C’est souvent au moyen du pronom personnel you que les auteurs de langue anglaise donnent à certains de leurs écrits un ton qui peut paraître trop familier à un lecteur francophone. En français, le style personnel est d’un usage courant dans plusieurs genres de textes pragmatiques, mais tout particulièrement en publicité.
a. So your widest choice is Gerber. | a. Avec Gerber, vous avez l’embarras du choix. |
b. Air Canada: the airline that treats you like a guest, not just a passenger. | b. Air Canada, la ligne aérienne qui vous traite comme un invité, pas seulement comme un passager. |
c. But don’t take our word for it. Come in and compare for yourself. | c. Mais ne nous croyez pas sur parole! Venez faire les comparaisons vous-même. |
Si elle est fréquente en français publicitaire, la forme impérative peut parfois produire des messages d’une brutalité choquante en français, comme c’est le cas de l’exemple suivant: Put cocktails back into your cocktail parties: «*Vous promettez un cocktail. Alors servez-en.». Les notices d’entretien, les instructions et les modes d’emploi font aussi un grand usage de l’impératif et de la deuxième personne du pluriel. Ces deux modes d’expression font concurrence à l’infinitif. Voici un extrait des instructions sur l’utilisation et l’entretien des échelles portatives:
Check the Condition of the Ladder
— Watch for split or cracked side rails, missing or broken rungs.
— Faulty ladders shall not be used.
— Be sure that the ladder is equipped with safety feet.
Vérifiez l’état de l’échelle
— Vérifiez si les montants sont fendus ou brisés et s’il manque des échelons.
— N’utilisez pas une échelle en mauvais état.
— Assurez-vous que l’échelle est munie de pieds antidérapants.
Vérifier l’état de l’échelle
— Vérifier si les montants sont fendus ou brisés et s’il manque des échelons.
— Ne pas utiliser une échelle en mauvais état.
— S’assurer que l’échelle est munie de pieds antidérapants.
Dans ce genre de textes, le style personnel et le style impersonnel s’équivalent. La seule règle à respecter est d’éviter, dans un même texte, de passer d’un style à l’autre.
L’impératif français peut aussi avoir une valeur impersonnelle, comme dans cette phrase d’Édouard Montpetit: «Homme pratique aux yeux du public, l’exploitant d’une usine est un théoricien que l’expérience a formé. Voyez-le à l’œuvre. Il commande avec prudence; même ses audaces, il les a pensées et pesées; il porte en soi le sort de son œuvre» (Montpetit, 1938: 49; c’est nous qui soulignons).

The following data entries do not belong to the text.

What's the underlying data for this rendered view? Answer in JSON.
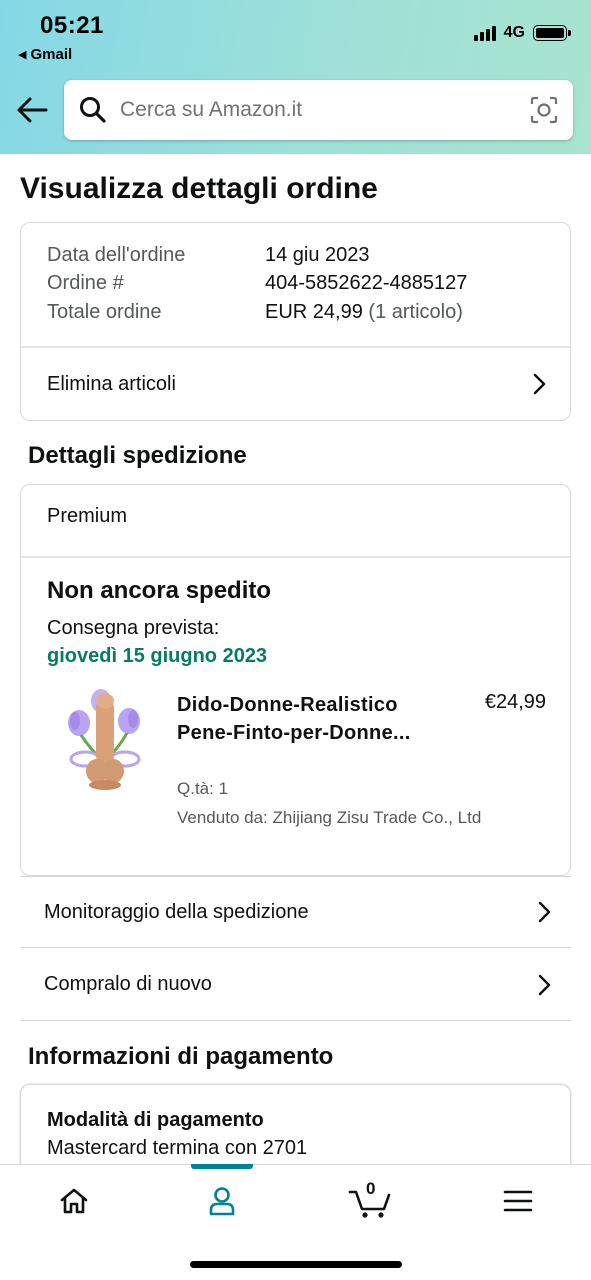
{
  "status_bar": {
    "time": "05:21",
    "back_app": "Gmail",
    "network": "4G"
  },
  "search": {
    "placeholder": "Cerca su Amazon.it"
  },
  "page_title": "Visualizza dettagli ordine",
  "order": {
    "date_label": "Data dell'ordine",
    "date_value": "14 giu 2023",
    "number_label": "Ordine #",
    "number_value": "404-5852622-4885127",
    "total_label": "Totale ordine",
    "total_value": "EUR 24,99",
    "total_items": "(1 articolo)",
    "remove_items": "Elimina articoli"
  },
  "shipping": {
    "section_title": "Dettagli spedizione",
    "service": "Premium",
    "status": "Non ancora spedito",
    "delivery_label": "Consegna prevista:",
    "delivery_date": "giovedì 15 giugno 2023",
    "product": {
      "name": "Dido-Donne-Realistico Pene-Finto-per-Donne...",
      "price": "€24,99",
      "qty": "Q.tà: 1",
      "seller": "Venduto da: Zhijiang Zisu Trade Co., Ltd"
    },
    "track": "Monitoraggio della spedizione",
    "buy_again": "Compralo di nuovo"
  },
  "payment": {
    "section_title": "Informazioni di pagamento",
    "method_title": "Modalità di pagamento",
    "method_value": "Mastercard  termina con 2701"
  },
  "bottom_nav": {
    "cart_count": "0",
    "active": "profile"
  },
  "colors": {
    "delivery_green": "#067D62",
    "nav_accent": "#008296",
    "header_gradient_start": "#84d8e6",
    "header_gradient_end": "#a8e4cf"
  }
}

Mais les cas qui nous intéressent ici sont ceux où il faut dépersonnaliser (v. «dépersonnalisation» dans le Glossaire) le message en passant de l’anglais au français. La substitution du pronom you par une formule impersonnelle s’impose généralement lorsque l’énoncé où il figure a une portée générale ou est une abstraction. When you inherit a $13 billion surplus, it is not financially prudent to spend all of those funds when the economy is strong: «Quand on hérite d’un surplus de 13 milliards de dollars, il n’est pas prudent, d’un point de vue financier, de dépenser tous ces fonds quand l’économie est forte.»
La dépersonnalisation du message s’impose aussi lorsque le pronom you n’a pas véritablement d’antécédent et surgit au milieu d’un paragraphe «comme un cheveu sur la soupe», pour ainsi dire, ce qui est l’indice de sa valeur impersonnelle. Dans un souci de cohérence et d’uniformité de ton et de style, on le remplace alors par une tournure impersonnelle.
Enfin, une dépersonnalisation s’impose lorsque le message est trop «actualisateur», comme nous l’avons vu dans certains emplois du déictique this (v. l’OS 46). Ainsi, dans une cafeteria, le message «Now serving!» suivi du nom de la soupe figurant au menu ce jour-là ne saurait se traduire par «*Nous servons maintenant!», cette formulation étant trop actualisatrice dans ce contexte. En utilisant une formule plus abstraite telle que «Soupe du jour», on dépersonnalise le message, ce qui est plus conforme à l’esprit de la langue française.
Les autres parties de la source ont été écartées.